Monday, December 10, 2012

AGHHHH CRAP!!

     I knew this would happen. I just knew if I let go of restricting that I would lose control. This is so annoying. I was doing so good eating normal and then BAM! I lose control and I'm not afraid of food so now I just have been eating bad.

     I binged today. :( It was really bad. :( I feel like such a disgusting fat pig. Oh wait, I am a disgusting fat pig. I hate myself right now. Why is this happening? What triggered it? I know all my triggers and nothing has happened that would trigger me. I guess I'm just a fat pig who likes to eat too much. UGH! So yeah, someone tell me why I would want to eat "normal" if I can't. Why can't I just restrict? I don't wanna let go of ED, he keeps me from losing control. I need to gain control. I already have planned to not eat tomorrow and workout for like 3 hours. I need to do this. I have messed up and I need to fix it. And to all my friends who want to lecture me, save your breath. I'm not going to listen to anyone this is stupid. Really stupid. UGH I'm so pissed off at myself. Why am I such a fat pig? WHY?
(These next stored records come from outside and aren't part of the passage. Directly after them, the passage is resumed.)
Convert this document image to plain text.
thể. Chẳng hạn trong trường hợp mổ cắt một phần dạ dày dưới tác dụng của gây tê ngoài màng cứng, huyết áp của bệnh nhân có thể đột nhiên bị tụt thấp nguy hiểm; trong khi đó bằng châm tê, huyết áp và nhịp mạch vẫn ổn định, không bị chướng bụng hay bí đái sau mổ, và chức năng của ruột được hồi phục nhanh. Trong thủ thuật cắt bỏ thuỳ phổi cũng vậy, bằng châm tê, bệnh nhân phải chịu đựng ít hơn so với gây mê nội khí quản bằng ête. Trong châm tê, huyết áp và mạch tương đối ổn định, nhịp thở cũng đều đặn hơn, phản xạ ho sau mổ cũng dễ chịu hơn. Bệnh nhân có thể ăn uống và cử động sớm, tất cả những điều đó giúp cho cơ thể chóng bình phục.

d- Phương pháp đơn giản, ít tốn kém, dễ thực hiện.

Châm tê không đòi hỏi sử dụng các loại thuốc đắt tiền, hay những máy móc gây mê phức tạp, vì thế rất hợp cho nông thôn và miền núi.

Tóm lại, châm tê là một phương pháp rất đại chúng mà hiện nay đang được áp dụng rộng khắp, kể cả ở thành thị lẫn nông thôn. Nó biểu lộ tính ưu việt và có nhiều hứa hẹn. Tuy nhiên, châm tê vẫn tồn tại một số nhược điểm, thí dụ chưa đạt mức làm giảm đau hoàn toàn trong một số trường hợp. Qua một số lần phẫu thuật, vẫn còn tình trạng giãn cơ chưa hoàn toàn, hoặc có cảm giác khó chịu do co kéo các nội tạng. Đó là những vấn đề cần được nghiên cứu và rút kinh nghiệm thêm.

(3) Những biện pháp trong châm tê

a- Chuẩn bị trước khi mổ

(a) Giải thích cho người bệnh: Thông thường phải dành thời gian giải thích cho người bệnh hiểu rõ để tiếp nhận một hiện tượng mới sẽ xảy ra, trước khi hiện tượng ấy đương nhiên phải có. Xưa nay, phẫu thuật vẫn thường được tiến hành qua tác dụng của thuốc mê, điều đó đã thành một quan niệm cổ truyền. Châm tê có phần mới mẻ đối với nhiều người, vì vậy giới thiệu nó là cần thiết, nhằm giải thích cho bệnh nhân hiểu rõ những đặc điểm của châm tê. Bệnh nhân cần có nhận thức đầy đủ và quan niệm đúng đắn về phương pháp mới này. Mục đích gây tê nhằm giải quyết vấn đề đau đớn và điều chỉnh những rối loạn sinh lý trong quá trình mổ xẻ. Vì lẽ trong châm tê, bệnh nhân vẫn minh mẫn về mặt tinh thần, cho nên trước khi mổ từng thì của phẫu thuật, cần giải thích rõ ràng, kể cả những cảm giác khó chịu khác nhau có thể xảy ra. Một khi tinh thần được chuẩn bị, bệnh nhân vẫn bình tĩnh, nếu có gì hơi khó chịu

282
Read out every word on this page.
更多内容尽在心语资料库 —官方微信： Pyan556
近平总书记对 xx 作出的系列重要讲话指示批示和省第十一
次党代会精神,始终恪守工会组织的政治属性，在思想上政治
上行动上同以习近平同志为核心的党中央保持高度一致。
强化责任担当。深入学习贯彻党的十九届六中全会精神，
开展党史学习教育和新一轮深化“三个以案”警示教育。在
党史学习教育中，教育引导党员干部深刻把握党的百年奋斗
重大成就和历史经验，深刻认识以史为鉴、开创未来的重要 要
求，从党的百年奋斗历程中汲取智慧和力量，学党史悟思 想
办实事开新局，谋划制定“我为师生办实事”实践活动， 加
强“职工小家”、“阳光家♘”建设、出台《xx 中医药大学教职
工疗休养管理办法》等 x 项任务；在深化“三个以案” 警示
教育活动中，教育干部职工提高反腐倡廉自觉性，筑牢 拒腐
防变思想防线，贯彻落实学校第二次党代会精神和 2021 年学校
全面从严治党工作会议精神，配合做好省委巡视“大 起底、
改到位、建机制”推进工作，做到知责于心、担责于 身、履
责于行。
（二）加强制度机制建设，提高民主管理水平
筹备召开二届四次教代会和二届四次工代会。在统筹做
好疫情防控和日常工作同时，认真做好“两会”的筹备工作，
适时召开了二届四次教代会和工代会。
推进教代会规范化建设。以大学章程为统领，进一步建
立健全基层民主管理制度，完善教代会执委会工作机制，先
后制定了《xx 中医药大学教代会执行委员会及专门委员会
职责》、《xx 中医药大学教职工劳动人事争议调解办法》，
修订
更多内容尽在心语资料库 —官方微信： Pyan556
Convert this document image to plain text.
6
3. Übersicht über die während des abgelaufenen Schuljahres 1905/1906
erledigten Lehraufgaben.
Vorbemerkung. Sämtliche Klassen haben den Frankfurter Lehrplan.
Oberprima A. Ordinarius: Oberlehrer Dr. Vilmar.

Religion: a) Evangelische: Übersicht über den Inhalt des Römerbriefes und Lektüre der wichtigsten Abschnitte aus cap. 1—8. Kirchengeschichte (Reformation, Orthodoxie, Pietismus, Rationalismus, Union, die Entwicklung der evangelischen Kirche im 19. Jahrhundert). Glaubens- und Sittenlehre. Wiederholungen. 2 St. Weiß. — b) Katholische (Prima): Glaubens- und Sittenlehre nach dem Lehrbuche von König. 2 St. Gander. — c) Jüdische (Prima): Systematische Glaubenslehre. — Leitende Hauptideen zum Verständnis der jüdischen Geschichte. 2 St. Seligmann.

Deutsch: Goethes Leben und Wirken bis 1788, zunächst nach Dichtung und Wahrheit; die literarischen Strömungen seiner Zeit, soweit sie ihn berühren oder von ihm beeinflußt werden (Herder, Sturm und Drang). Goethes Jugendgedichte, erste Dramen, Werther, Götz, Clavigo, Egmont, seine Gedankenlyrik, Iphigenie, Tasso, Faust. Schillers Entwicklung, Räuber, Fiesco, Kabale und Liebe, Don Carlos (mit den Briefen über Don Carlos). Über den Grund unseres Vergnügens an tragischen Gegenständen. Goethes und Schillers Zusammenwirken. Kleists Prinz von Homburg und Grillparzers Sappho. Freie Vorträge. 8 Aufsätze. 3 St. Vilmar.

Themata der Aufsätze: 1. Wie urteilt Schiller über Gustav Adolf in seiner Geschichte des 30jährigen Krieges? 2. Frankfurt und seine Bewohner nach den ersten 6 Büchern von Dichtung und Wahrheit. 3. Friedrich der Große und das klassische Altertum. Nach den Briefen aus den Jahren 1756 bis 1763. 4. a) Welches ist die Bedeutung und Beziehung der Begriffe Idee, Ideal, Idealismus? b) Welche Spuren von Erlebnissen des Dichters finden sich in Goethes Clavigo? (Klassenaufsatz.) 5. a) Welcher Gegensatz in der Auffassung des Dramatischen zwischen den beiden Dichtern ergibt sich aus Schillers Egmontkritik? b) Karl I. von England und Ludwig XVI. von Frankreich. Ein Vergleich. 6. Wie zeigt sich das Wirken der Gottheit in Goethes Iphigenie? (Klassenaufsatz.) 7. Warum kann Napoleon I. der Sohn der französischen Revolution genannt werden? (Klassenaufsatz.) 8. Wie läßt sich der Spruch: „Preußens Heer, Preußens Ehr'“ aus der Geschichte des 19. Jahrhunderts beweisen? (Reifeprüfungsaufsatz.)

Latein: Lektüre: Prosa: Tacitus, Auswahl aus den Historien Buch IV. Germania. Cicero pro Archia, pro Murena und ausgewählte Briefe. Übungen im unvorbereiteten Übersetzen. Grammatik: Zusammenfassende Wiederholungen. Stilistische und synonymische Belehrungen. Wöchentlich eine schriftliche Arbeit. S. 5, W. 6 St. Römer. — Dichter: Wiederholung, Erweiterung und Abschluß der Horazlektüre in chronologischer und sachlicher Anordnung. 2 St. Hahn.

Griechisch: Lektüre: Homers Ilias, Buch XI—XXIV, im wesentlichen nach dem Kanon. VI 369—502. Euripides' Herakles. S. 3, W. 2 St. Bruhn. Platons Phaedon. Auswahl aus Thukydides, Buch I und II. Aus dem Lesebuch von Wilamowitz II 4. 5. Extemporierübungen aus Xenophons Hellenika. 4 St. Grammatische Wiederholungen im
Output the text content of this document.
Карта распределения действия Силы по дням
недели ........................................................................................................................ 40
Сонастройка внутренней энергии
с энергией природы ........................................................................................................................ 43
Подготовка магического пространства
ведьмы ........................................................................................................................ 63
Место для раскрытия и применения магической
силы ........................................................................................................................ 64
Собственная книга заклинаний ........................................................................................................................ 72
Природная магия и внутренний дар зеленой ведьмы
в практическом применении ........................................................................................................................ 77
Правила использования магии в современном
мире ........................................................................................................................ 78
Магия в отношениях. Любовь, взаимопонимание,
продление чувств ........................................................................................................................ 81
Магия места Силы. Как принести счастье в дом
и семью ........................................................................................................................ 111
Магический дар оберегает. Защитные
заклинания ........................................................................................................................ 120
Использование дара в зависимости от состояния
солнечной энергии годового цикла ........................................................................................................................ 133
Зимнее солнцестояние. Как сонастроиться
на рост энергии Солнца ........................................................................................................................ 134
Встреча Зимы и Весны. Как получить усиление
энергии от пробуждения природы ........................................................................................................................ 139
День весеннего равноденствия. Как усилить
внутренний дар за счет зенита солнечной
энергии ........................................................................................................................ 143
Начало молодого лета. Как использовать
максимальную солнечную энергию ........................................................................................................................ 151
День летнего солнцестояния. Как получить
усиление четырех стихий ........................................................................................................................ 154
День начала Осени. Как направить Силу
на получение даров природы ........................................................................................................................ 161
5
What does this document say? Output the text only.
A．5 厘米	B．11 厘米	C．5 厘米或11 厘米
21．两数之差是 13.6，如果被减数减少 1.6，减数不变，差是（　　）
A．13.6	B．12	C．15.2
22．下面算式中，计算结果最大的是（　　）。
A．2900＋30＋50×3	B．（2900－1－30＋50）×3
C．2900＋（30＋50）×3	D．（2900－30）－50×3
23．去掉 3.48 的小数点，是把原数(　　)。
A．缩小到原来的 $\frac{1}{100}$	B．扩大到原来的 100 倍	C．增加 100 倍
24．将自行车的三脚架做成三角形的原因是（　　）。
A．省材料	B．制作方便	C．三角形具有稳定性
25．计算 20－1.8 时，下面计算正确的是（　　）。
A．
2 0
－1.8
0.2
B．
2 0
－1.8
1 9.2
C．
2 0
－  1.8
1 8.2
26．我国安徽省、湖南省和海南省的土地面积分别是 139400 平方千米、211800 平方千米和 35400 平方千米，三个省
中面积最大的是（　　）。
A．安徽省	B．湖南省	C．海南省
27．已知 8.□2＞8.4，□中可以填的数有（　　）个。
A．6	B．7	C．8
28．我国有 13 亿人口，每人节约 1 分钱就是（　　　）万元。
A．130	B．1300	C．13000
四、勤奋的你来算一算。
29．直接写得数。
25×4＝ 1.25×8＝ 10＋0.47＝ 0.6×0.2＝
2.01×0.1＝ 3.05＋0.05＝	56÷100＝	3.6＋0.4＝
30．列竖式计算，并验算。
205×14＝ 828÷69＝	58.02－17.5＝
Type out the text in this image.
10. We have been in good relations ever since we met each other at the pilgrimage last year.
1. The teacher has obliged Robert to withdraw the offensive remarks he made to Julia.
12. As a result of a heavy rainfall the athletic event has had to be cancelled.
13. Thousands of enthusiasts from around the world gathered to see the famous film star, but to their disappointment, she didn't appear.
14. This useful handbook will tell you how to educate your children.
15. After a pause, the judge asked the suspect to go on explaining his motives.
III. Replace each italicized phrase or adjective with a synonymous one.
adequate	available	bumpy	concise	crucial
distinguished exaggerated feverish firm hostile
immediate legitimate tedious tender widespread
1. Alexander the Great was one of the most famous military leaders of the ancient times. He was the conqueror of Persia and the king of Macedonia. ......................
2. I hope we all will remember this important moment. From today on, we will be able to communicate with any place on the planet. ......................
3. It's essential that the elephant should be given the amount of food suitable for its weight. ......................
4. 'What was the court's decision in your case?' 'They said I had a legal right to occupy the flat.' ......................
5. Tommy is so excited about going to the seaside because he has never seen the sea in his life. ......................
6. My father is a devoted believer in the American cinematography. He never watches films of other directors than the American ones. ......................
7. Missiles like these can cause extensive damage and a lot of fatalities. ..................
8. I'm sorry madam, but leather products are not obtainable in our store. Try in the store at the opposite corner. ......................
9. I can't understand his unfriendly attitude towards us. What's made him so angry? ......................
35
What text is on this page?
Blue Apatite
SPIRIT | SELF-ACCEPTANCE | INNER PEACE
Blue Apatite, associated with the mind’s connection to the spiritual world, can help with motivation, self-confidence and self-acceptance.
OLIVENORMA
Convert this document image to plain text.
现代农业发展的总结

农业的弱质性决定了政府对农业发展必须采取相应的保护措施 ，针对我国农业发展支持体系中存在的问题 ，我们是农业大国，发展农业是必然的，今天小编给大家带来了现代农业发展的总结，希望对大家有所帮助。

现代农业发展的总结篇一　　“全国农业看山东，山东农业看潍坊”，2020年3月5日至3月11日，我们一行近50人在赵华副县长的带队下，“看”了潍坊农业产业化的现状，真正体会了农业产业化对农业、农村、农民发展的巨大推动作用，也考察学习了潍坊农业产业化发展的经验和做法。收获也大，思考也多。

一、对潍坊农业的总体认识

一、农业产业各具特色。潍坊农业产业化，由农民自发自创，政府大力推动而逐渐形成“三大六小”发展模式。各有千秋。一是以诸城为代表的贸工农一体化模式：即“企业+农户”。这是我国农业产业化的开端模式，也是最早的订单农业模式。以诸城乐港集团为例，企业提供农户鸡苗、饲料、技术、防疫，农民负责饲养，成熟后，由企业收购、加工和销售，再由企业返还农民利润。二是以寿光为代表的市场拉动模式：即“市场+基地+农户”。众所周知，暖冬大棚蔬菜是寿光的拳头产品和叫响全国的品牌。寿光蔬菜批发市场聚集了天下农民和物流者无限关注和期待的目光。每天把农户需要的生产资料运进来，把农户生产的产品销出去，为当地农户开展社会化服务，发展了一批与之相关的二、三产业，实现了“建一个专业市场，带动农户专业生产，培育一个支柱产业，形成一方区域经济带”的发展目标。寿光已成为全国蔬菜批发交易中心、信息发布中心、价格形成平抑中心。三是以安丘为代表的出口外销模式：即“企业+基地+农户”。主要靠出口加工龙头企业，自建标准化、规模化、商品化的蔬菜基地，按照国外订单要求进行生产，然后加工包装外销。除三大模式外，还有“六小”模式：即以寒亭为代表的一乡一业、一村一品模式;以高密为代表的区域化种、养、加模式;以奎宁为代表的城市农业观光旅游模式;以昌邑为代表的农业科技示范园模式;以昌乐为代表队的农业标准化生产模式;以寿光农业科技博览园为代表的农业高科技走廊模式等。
     I know to all of my readers I probably sound ridiculous and not myself, but I just am so mad at this whole recovery crap. I plan on getting back on track, but first I need to fix this mistake. I wanted to purge so bad and then I wouldn't have to worry about this, but I just wasn't willing to do it. Which is also embarrassing that I kept that food in me.

     I can't wait to see my therapist I really need her help. I don't know how to get out of this rut on my own. I keep putting off reading step 3, I might do it tonight, Idk. I know I need to do it. Usually reading recovery related things gets me back on track. I also have another book by Jenni Schaefer called, "Goodbye Ed, Hello Me." I should probably read that as well. I'm going to get back on track because I know I am heading down the path to a full on relapse and my life is just getting back on track I don't want to have to stop and do recovery again. I can't. I have too much to live for, I don't have time to waste on treatment. I know what I need to do, I just need to kick myself in the butt and do it. Okay well I'm done babbling tonight. Please keep me in your prayers. Thanks again to all my readers.